A indústria automóvel norte-americana está a viver momentos de tensão com uma nova exigência governamental que promete abalar as linhas de produção. Com a entrada em vigor de novas regras de segurança nacional, as marcas de automóveis estão numa verdadeira corrida para remover qualquer vestígio de código informático de origem chinesa dos seus veículos conectados à Internet.

O prazo aperta e a tarefa revela-se hercúlea. A partir de 17 de março, as fabricantes nos Estados Unidos terão de certificar que os seus sistemas críticos de conectividade estão livres de software desenvolvido na China ou por entidades sob controlo chinês. Segundo avança o The Wall Street Journal, esta medida visa proteger infraestruturas sensíveis e dados dos condutores, focando-se em funcionalidades que comunicam com a nuvem, como sistemas de GPS, câmaras, microfones, telemática e software avançado de assistência à condução.

Auditorias complexas e software profundo

A nova regulação, emitida pelo Bureau of Industry and Security do Departamento do Comércio dos EUA, é descrita pelos líderes do setor como um dos desafios de conformidade mais complexos das últimas décadas. Ao contrário do hardware, cujas restrições só entrarão em vigor em 2029, o software está muitas vezes "enterrado" em várias camadas de subcontratação.

As fabricantes estão agora obrigadas a auditar cadeias de fornecimento profundas e estratificadas. O problema reside no facto de que muito do código, especialmente o middleware e módulos de integração com a nuvem, pode ter origem em empresas conjuntas ou fornecedores de terceiro nível na China, tornando o rastreio muito mais difícil do que identificar a origem de um semicondutor físico.

A substituição deste software é particularmente onerosa. O código automóvel é habitualmente feito à medida e está fortemente integrado na arquitetura do veículo. Reescrever e validar estes sistemas exige tempo e recursos financeiros significativos, o que está a forçar uma reestruturação imediata na base de fornecedores de várias marcas.

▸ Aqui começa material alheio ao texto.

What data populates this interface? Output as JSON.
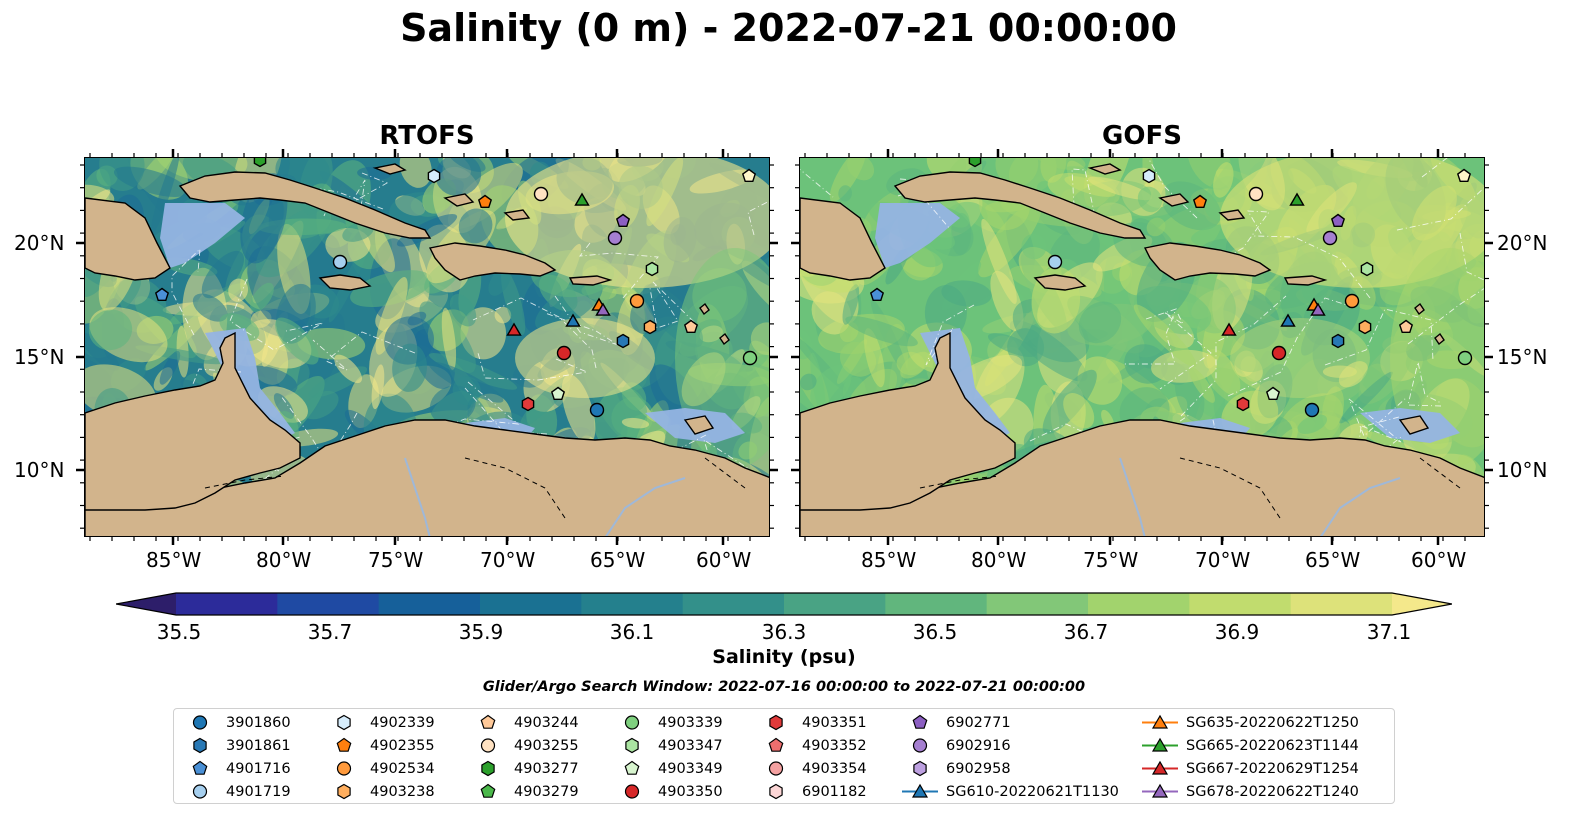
{
  "title": "Salinity (0 m) - 2022-07-21 00:00:00",
  "panels": [
    {
      "title": "RTOFS"
    },
    {
      "title": "GOFS"
    }
  ],
  "map": {
    "lon_ticks": [
      "85°W",
      "80°W",
      "75°W",
      "70°W",
      "65°W",
      "60°W"
    ],
    "lat_ticks": [
      "20°N",
      "15°N",
      "10°N"
    ],
    "extent": {
      "lon": [
        -89,
        -58
      ],
      "lat": [
        7,
        24
      ]
    },
    "land_color": "#d2b48c",
    "shelf_color": "#95b4e3"
  },
  "colorbar": {
    "label": "Salinity (psu)",
    "ticks": [
      "35.5",
      "35.7",
      "35.9",
      "36.1",
      "36.3",
      "36.5",
      "36.7",
      "36.9",
      "37.1"
    ],
    "range": [
      35.4,
      37.2
    ],
    "colors": [
      "#2d1e6a",
      "#2c2b9a",
      "#1f4aa3",
      "#16609a",
      "#1a7192",
      "#24808d",
      "#33908a",
      "#49a384",
      "#61b67d",
      "#82c778",
      "#a2d36d",
      "#c1dc6e",
      "#dde27a",
      "#f4e88b"
    ],
    "extend": "both"
  },
  "search_window": "Glider/Argo Search Window: 2022-07-16 00:00:00 to 2022-07-21 00:00:00",
  "legend": [
    {
      "label": "3901860",
      "marker": "circle",
      "color": "#1f77b4"
    },
    {
      "label": "3901861",
      "marker": "hexagon",
      "color": "#2878b5"
    },
    {
      "label": "4901716",
      "marker": "pentagon",
      "color": "#4a90d6"
    },
    {
      "label": "4901719",
      "marker": "circle",
      "color": "#a6cfee"
    },
    {
      "label": "4902339",
      "marker": "hexagon",
      "color": "#d6ecfb"
    },
    {
      "label": "4902355",
      "marker": "pentagon",
      "color": "#ff7f0e"
    },
    {
      "label": "4902534",
      "marker": "circle",
      "color": "#ff9a3c"
    },
    {
      "label": "4903238",
      "marker": "hexagon",
      "color": "#ffae5e"
    },
    {
      "label": "4903244",
      "marker": "pentagon",
      "color": "#ffc999"
    },
    {
      "label": "4903255",
      "marker": "circle",
      "color": "#ffe2c2"
    },
    {
      "label": "4903277",
      "marker": "hexagon",
      "color": "#2ca02c"
    },
    {
      "label": "4903279",
      "marker": "pentagon",
      "color": "#4bb84b"
    },
    {
      "label": "4903339",
      "marker": "circle",
      "color": "#7fd07f"
    },
    {
      "label": "4903347",
      "marker": "hexagon",
      "color": "#abe5a2"
    },
    {
      "label": "4903349",
      "marker": "pentagon",
      "color": "#d8f5cf"
    },
    {
      "label": "4903350",
      "marker": "circle",
      "color": "#d62728"
    },
    {
      "label": "4903351",
      "marker": "hexagon",
      "color": "#e03a3a"
    },
    {
      "label": "4903352",
      "marker": "pentagon",
      "color": "#ee6e6e"
    },
    {
      "label": "4903354",
      "marker": "circle",
      "color": "#f4a1a1"
    },
    {
      "label": "6901182",
      "marker": "hexagon",
      "color": "#fcd6d6"
    },
    {
      "label": "6902771",
      "marker": "pentagon",
      "color": "#8c5fc2"
    },
    {
      "label": "6902916",
      "marker": "circle",
      "color": "#a57fd0"
    },
    {
      "label": "6902958",
      "marker": "hexagon",
      "color": "#bda0e0"
    },
    {
      "label": "SG610-20220621T1130",
      "marker": "triangle-line",
      "color": "#1f77b4"
    },
    {
      "label": "SG635-20220622T1250",
      "marker": "triangle-line",
      "color": "#ff7f0e"
    },
    {
      "label": "SG665-20220623T1144",
      "marker": "triangle-line",
      "color": "#2ca02c"
    },
    {
      "label": "SG667-20220629T1254",
      "marker": "triangle-line",
      "color": "#d62728"
    },
    {
      "label": "SG678-20220622T1240",
      "marker": "triangle-line",
      "color": "#9467bd"
    }
  ]
}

Impacto nas parcerias e estratégias futuras

Estas restrições não afetam apenas o código existente, mas também os planos futuros das grandes marcas. A Ford, por exemplo, poderá ver afetada a sua estratégia de parcerias tecnológicas. A marca estaria a explorar colaborações para tecnologias híbridas de próxima geração que poderiam envolver a gigante chinesa BYD, uma relação que agora enfrentará um escrutínio muito mais apertado sob o novo quadro regulatório.

Por outro lado, algumas empresas parecem ter antecipado este cenário. A General Motors já terá instruído os seus fornecedores a eliminar gradualmente peças fabricadas na China até 2027, numa tentativa de se adiantar às exigências de Washington.

Ainda que existam algumas isenções previstas e que o código transferido para propriedade não chinesa antes do prazo possa ser permitido, o objetivo dos EUA é claro: criar uma barreira digital. A medida surge num contexto de crescente resistência política à expansão dos veículos elétricos chineses no mercado norte-americano, com preocupações de segurança que ecoam as sanções aplicadas anteriormente ao setor das telecomunicações.